Témoignages de formateurs académiques


Caen

 

Mon ressenti est que la formation (FI comme FC) s’enferre dans des contradictions que les formateurs tentent de réduire afin que tout se passe pour le mieux (du côté de la commande institutionnelle et du côté des formés). Mais combien de temps sera-t-il possible de tenir cette tension ?

La volonté de professionnalisation de la mission de formateur depuis quelques années (Caffa) semble étrangement s’accompagner d’une dégradation des conditions d’exercice de cette mission. Doit-on en conclure que les formateurs sont tellement experts en… tout domaine qu’ils seront capables de s’adapter à toute situation ? Notre petite académie (Caen) en fait les frais – c’est le cas de le dire puisque la rémunération des formations devient… ridicule - depuis la création de la grande académie normande. Est-ce le cas ailleurs ? [1]

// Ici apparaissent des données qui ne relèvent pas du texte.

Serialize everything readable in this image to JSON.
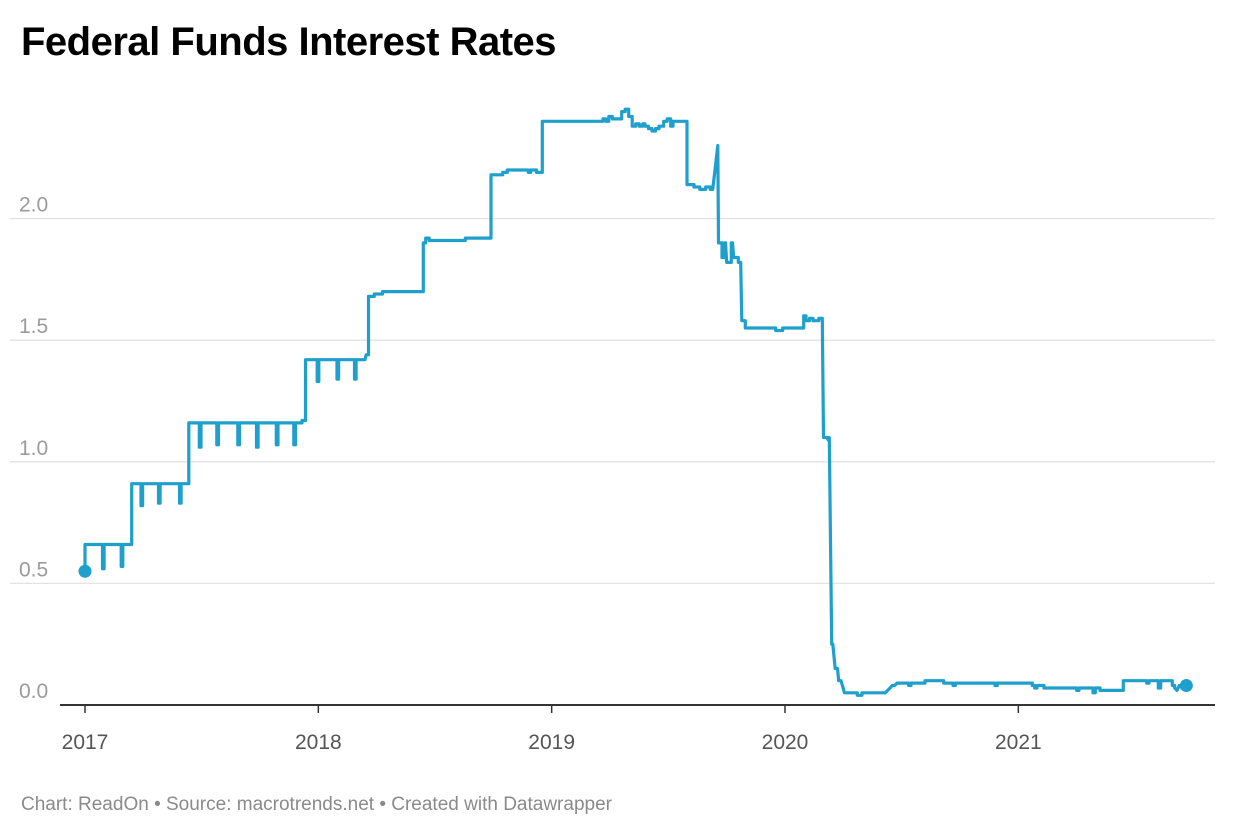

Une autre impression : les grandes ambitions affichées de l’Institution pour la formation VS les moyens dérisoires dont elle dispose pour sa mise en place. Je vise la création des E.A.F.C. Sur le papier, c’est assez bien construit : des parcours de formation progressifs, individualisés, pluriannuels… Mais qui fait quoi ? A quel niveau (modules) ? Quand prépare-t-on ? Quand construisons-nous ? Quand forme-t-on ? Où ?... Certes, on peut me répondre qu’on en est aux balbutiements, que c’est aussi aux cadres et aux formateurs de construire, d’alimenter cette nouvelle offre… mais la méconnaissance de la réalité d’une journée de formation (notamment les temps de préparation, contact, suivi, l’amplitude horaire d’une journée de formation) dont a fait preuve Mme B. à la dernière réunion de la DAFOP qui nous présentait l’E.A.F.C. aurait tout de même refroidi tout un régiment (pardon ! tout un « vivier » de formateurs). Les conditions qu’on nous propose ne sont pas du tout en adéquation avec la réalité.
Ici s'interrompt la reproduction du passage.